Several weeks ago my family took a Sunday drive to Stone Barns Center, a non-profit farm and education center committed to creating “a healthy and sustainable food system that benefits us all.” Stone Barns is an 80-acre farm tucked away in the rolling hills of Westchester County, New York and lies at the heart of a new food revolution.
Given its location – in Pocantico Hills – the Center can boast that it is within 30 miles of 30 million people, and it draws an impressive 100,000 annual visitors. Since it opened in 2004, the Center has reached over 40,000 children through school and camp programs, and since 2008 has trained over 800 beginning farmers.
My family and I made the trip to Stone Barns because we had signed up for one of the hands-on activities. While we were there, we took a quick tour of the livestock, gardens and greenhouses. My whole family had a great time, especially my two daughters who had a lot of fun mingling with chickens, sheep and pigs. My oldest daughter was reluctant to enter the chicken barn, perhaps intimidated by the multitude of gregarious fowl. (Our younger daughter showed no fear and dived right in.) Nonetheless, she learned some interesting facts. She now knows, for example, that you can determine the color of a hen’s eggs simply by looking at the coloring of a tiny feather by the hen’s eye.

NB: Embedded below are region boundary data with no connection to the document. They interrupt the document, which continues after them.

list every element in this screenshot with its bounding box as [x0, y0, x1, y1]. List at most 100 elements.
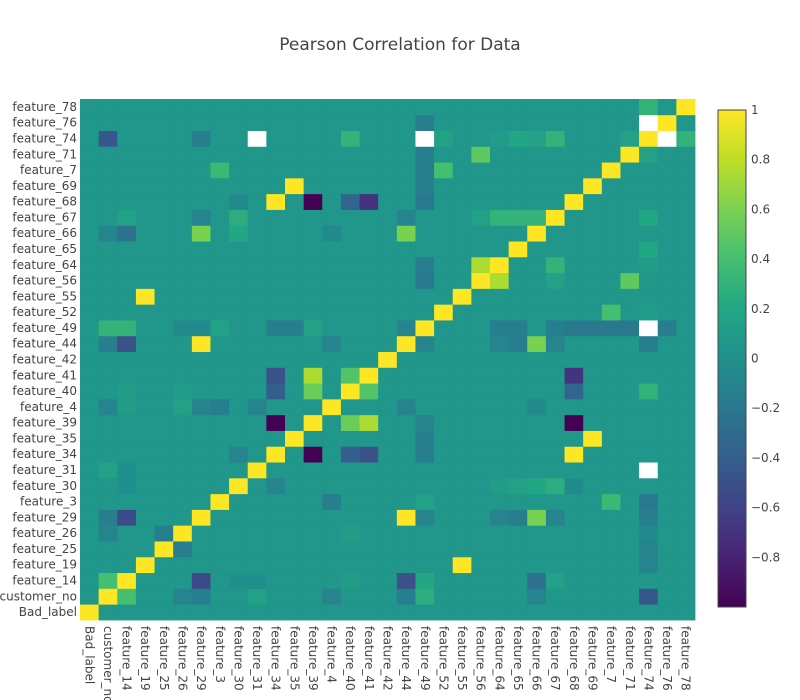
heatmap-cell	[229, 493, 249, 510]
heatmap-cell	[545, 351, 565, 368]
heatmap-cell	[229, 572, 249, 589]
heatmap-cell	[266, 398, 286, 416]
colorbar-tick-label: −0.2	[751, 401, 780, 415]
heatmap-cell	[620, 477, 640, 495]
heatmap-cell	[657, 493, 677, 510]
heatmap-cell	[508, 351, 528, 368]
heatmap-cell	[117, 272, 137, 289]
heatmap-cell	[135, 162, 155, 179]
heatmap-cell	[378, 525, 398, 542]
heatmap-cell	[415, 162, 435, 179]
heatmap-cell	[98, 509, 118, 526]
heatmap-cell	[80, 130, 100, 147]
y-tick-label: feature_34	[12, 447, 77, 461]
heatmap-cell	[527, 225, 547, 242]
heatmap-cell	[396, 446, 416, 463]
heatmap-cell	[564, 162, 584, 179]
heatmap-cell	[471, 225, 491, 242]
heatmap-cell	[80, 398, 100, 416]
heatmap-cell	[564, 367, 584, 384]
heatmap-cell	[154, 272, 174, 289]
heatmap-cell	[378, 146, 398, 163]
heatmap-cell	[98, 398, 118, 416]
y-tick-label: customer_no	[0, 589, 77, 603]
heatmap-cell	[285, 383, 305, 400]
heatmap-cell	[434, 130, 454, 147]
heatmap-cell	[322, 225, 342, 242]
heatmap-cell	[657, 130, 677, 147]
heatmap-cell	[117, 209, 137, 226]
heatmap-cell	[322, 430, 342, 447]
heatmap-cell	[378, 193, 398, 210]
heatmap-cell	[434, 177, 454, 195]
heatmap-cell	[601, 177, 621, 195]
heatmap-cell	[471, 462, 491, 479]
heatmap-cell	[98, 367, 118, 384]
colorbar-tick-label: −0.4	[751, 451, 780, 465]
y-tick-label: feature_26	[12, 526, 77, 540]
heatmap-cell	[545, 398, 565, 416]
heatmap-cell	[583, 525, 603, 542]
heatmap-cell	[434, 525, 454, 542]
heatmap-cell	[210, 288, 230, 305]
heatmap-cell	[173, 493, 193, 510]
heatmap-cell	[601, 525, 621, 542]
heatmap-cell	[545, 556, 565, 574]
heatmap-cell	[639, 604, 659, 621]
heatmap-cell	[434, 193, 454, 210]
heatmap-cell	[210, 146, 230, 163]
x-tick-label: feature_29	[194, 626, 208, 691]
heatmap-cell	[80, 146, 100, 163]
heatmap-cell	[303, 114, 323, 131]
heatmap-cell	[303, 146, 323, 163]
heatmap-cell	[620, 146, 640, 163]
heatmap-cell	[191, 493, 211, 510]
heatmap-cell	[80, 288, 100, 305]
x-tick-label: feature_66	[530, 626, 544, 691]
heatmap-cell	[340, 477, 360, 495]
heatmap-cell	[378, 477, 398, 495]
heatmap-cell	[98, 320, 118, 337]
heatmap-cell	[508, 335, 528, 353]
heatmap-cell	[117, 351, 137, 368]
heatmap-cell	[620, 556, 640, 574]
heatmap-cell	[154, 556, 174, 574]
heatmap-cell	[154, 477, 174, 495]
heatmap-cell	[583, 114, 603, 131]
heatmap-cell	[564, 193, 584, 210]
heatmap-cell	[154, 462, 174, 479]
heatmap-cell	[601, 225, 621, 242]
heatmap-cell	[471, 209, 491, 226]
heatmap-cell	[80, 509, 100, 526]
heatmap-cell	[191, 304, 211, 321]
heatmap-cell	[583, 335, 603, 353]
heatmap-cell	[135, 99, 155, 116]
heatmap-cell	[396, 604, 416, 621]
heatmap-cell	[303, 367, 323, 384]
heatmap-cell	[657, 320, 677, 337]
heatmap-cell	[322, 272, 342, 289]
heatmap-cell	[583, 462, 603, 479]
heatmap-cell	[639, 541, 659, 558]
heatmap-cell	[434, 256, 454, 274]
y-tick-label: feature_44	[12, 337, 77, 351]
heatmap-cell	[154, 241, 174, 258]
heatmap-cell	[117, 477, 137, 495]
heatmap-cell	[80, 477, 100, 495]
heatmap-cell	[173, 525, 193, 542]
heatmap-cell	[191, 209, 211, 226]
heatmap-cell	[415, 351, 435, 368]
heatmap-cell	[471, 398, 491, 416]
heatmap-cell	[98, 493, 118, 510]
heatmap-cell	[266, 509, 286, 526]
heatmap-cell	[639, 130, 659, 147]
heatmap-cell	[117, 572, 137, 589]
heatmap-cell	[210, 430, 230, 447]
heatmap-cell	[191, 572, 211, 589]
heatmap-cell	[676, 367, 696, 384]
heatmap-cell	[471, 556, 491, 574]
heatmap-cell	[173, 99, 193, 116]
heatmap-cell	[527, 272, 547, 289]
heatmap-cell	[80, 367, 100, 384]
x-tick-label: feature_19	[138, 626, 152, 691]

The staff at Stone Barns work hard to:
- Increase public awareness of healthy, seasonal and sustainable food;
- Train farmers in resilient, restorative farming techniques;
- Educate children about the sources of their food; and
- Prepare children to steward the land that provides their food.
All of this works towards a more sustainable food system. What makes a food system sustainable? Many factors, but one component is that the system wisely manages its use of water and energy and embraces ecological practices that leave a smaller footprint on the earth without depleting resources for future generations.

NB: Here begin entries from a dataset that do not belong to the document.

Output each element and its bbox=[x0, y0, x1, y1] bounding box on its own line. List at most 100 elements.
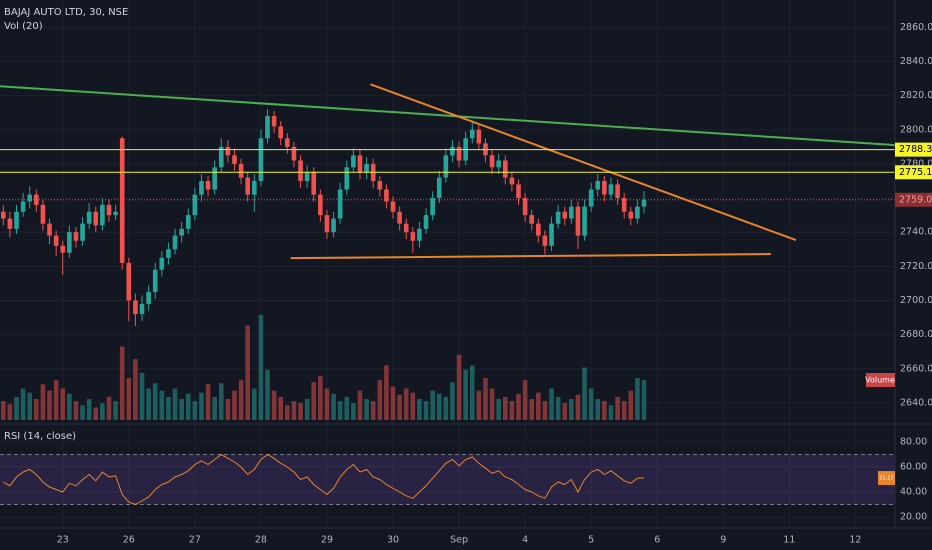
volume-bar bbox=[100, 403, 105, 420]
volume-bar bbox=[133, 359, 138, 420]
volume-bar bbox=[423, 401, 429, 420]
volume-bar bbox=[179, 399, 184, 420]
volume-bar bbox=[483, 378, 488, 420]
candle-body bbox=[469, 129, 475, 139]
candle-body bbox=[351, 155, 356, 168]
candle-body bbox=[582, 206, 587, 236]
candle-body bbox=[635, 206, 640, 219]
volume-bar bbox=[602, 401, 607, 420]
candle-body bbox=[73, 232, 79, 241]
volume-bar bbox=[364, 399, 369, 420]
volume-bar bbox=[199, 392, 204, 420]
volume-bar bbox=[172, 388, 178, 420]
volume-bar bbox=[304, 399, 310, 420]
candle-body bbox=[443, 155, 449, 178]
candle-body bbox=[403, 223, 409, 233]
candle-body bbox=[502, 160, 508, 178]
current-price-label: 2759.00 bbox=[899, 194, 932, 205]
candle-body bbox=[430, 198, 435, 216]
volume-bar bbox=[516, 393, 521, 420]
volume-bar bbox=[588, 388, 594, 420]
candle-body bbox=[324, 215, 330, 233]
volume-bar bbox=[0, 401, 6, 420]
volume-bar bbox=[384, 365, 389, 420]
candle-body bbox=[14, 211, 19, 229]
volume-bar bbox=[324, 388, 330, 420]
y-tick-label: 2700.00 bbox=[900, 295, 932, 306]
candle-body bbox=[86, 211, 92, 224]
volume-bar bbox=[621, 401, 627, 420]
y-tick-label: 2680.00 bbox=[900, 329, 932, 340]
volume-bar bbox=[60, 388, 66, 420]
candle-body bbox=[595, 180, 601, 190]
volume-bar bbox=[152, 383, 158, 420]
candle-body bbox=[212, 167, 217, 190]
y-tick-label: 2720.00 bbox=[900, 261, 932, 272]
candle-body bbox=[364, 163, 369, 173]
volume-bar bbox=[106, 396, 112, 420]
y-tick-label: 2660.00 bbox=[900, 363, 932, 374]
volume-bar bbox=[311, 382, 317, 420]
candle-body bbox=[516, 184, 521, 199]
volume-bar bbox=[489, 388, 495, 420]
candle-body bbox=[621, 198, 627, 212]
price-line-tag bbox=[895, 142, 932, 157]
rsi-tick-label: 60.00 bbox=[900, 462, 927, 473]
volume-bar bbox=[529, 399, 535, 420]
candle-body bbox=[549, 223, 554, 246]
candle-body bbox=[218, 146, 224, 168]
candle-body bbox=[575, 206, 581, 236]
volume-bar bbox=[238, 380, 244, 420]
x-tick-label: 28 bbox=[255, 535, 267, 546]
candle-body bbox=[60, 245, 66, 253]
volume-bar bbox=[27, 392, 33, 420]
volume-bar bbox=[14, 396, 19, 420]
candle-body bbox=[298, 160, 303, 181]
volume-bar bbox=[569, 399, 574, 420]
volume-bar bbox=[232, 390, 237, 420]
price-line-label: 2788.35 bbox=[899, 144, 932, 155]
volume-bar bbox=[469, 365, 475, 420]
candle-body bbox=[172, 235, 178, 250]
volume-bar bbox=[251, 388, 257, 420]
volume-tag bbox=[866, 373, 895, 387]
x-tick-label: 11 bbox=[783, 535, 795, 546]
candle-body bbox=[40, 204, 46, 224]
volume-bar bbox=[562, 403, 568, 420]
volume-bar bbox=[443, 396, 449, 420]
volume-title: Vol (20) bbox=[4, 21, 43, 32]
volume-bar bbox=[119, 346, 125, 420]
volume-bar bbox=[126, 378, 132, 420]
x-tick-label: 12 bbox=[849, 535, 861, 546]
rsi-title: RSI (14, close) bbox=[4, 431, 76, 442]
candle-body bbox=[271, 116, 277, 127]
x-tick-label: 4 bbox=[522, 535, 528, 546]
volume-bar bbox=[192, 401, 198, 420]
candle-body bbox=[588, 189, 594, 207]
candle-body bbox=[159, 257, 165, 270]
volume-bar bbox=[212, 396, 217, 420]
x-tick-label: 9 bbox=[720, 535, 726, 546]
candle-body bbox=[225, 146, 231, 156]
candle-body bbox=[397, 211, 402, 224]
candle-body bbox=[139, 303, 145, 315]
rsi-line bbox=[3, 453, 645, 506]
candle-body bbox=[496, 160, 502, 168]
candle-body bbox=[318, 194, 323, 216]
candle-body bbox=[185, 215, 191, 229]
candle-body bbox=[133, 300, 138, 315]
volume-bar bbox=[80, 405, 85, 420]
candle-body bbox=[166, 249, 171, 258]
candle-body bbox=[258, 138, 264, 181]
volume-bar bbox=[595, 399, 601, 420]
candle-body bbox=[602, 180, 607, 195]
candle-body bbox=[410, 232, 416, 241]
volume-bar bbox=[390, 386, 396, 420]
volume-bar bbox=[291, 401, 297, 420]
volume-bar bbox=[463, 369, 468, 420]
candle-body bbox=[390, 201, 396, 212]
y-tick-label: 2840.00 bbox=[900, 56, 932, 67]
x-tick-label: 5 bbox=[588, 535, 594, 546]
volume-bar bbox=[318, 375, 323, 420]
labels: 2860.002840.002820.002800.002780.002760.… bbox=[57, 22, 932, 546]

Stone Barns has thought carefully about how to meet its energy demand in an environmentally-friendly manner. According to Compost Farm Manager Gregg Twehues, “We're looking into the opportunities on a larger scale, but we're already capturing heat from compost to heat the water that warms our seed propagation beds. We're experimenting with biochar as a soil amendment. The process of making biochar also creates heat that can be captured and used to replace propane or other fossil fuel-based energy sources. We're not capturing this heat yet, but we are looking into ways that this could be integrated into our greenhouse operations in the future.”
Stone Barns is equally thoughtful in how it handles the farm’s animal manure. Twehues explained, “When our sheep and poultry are on pasture in the spring, summer and fall, their manure stays on the pasture to help fertilize and build resilient soil. Animal manures make up 80% of our premium compost products—we capture 100% of the animal manure from our farm and compost it along with fallen leaves and other materials. This becomes the garden primer that we use on our vegetables and that we sell to gardeners and landscapers.”
As director of GRACE’s water and energy programs I spend a lot of time thinking about and discussing the food, water and energy nexus. Of course this discussion follows me home as I try to integrate the connections into my family life, too. As troubling as the industrial food system can be, exploring alternative and sustainable systems is fun and delicious and we definitely plan on returning to Stone Barns Center.
- Stone Barns is open to the public year-round, Wednesday through Sunday, from 10am to 5pm.
- Blue Hill at Stone Barns is a world-renowned restaurant situated on the Center’s property.
- Stone Barns sells its vegetables, eggs, meat and honey to the public at an onsite farm market (three days per week) as well as to Blue Hill at Stone Barns and Blue Hill in New York City.
- Check out the Stone Barns Center’s program calendar to find out about upcoming exciting events.
- Another well-known sustainable Hudson Valley region farm is the Hawthorne Valley Farm.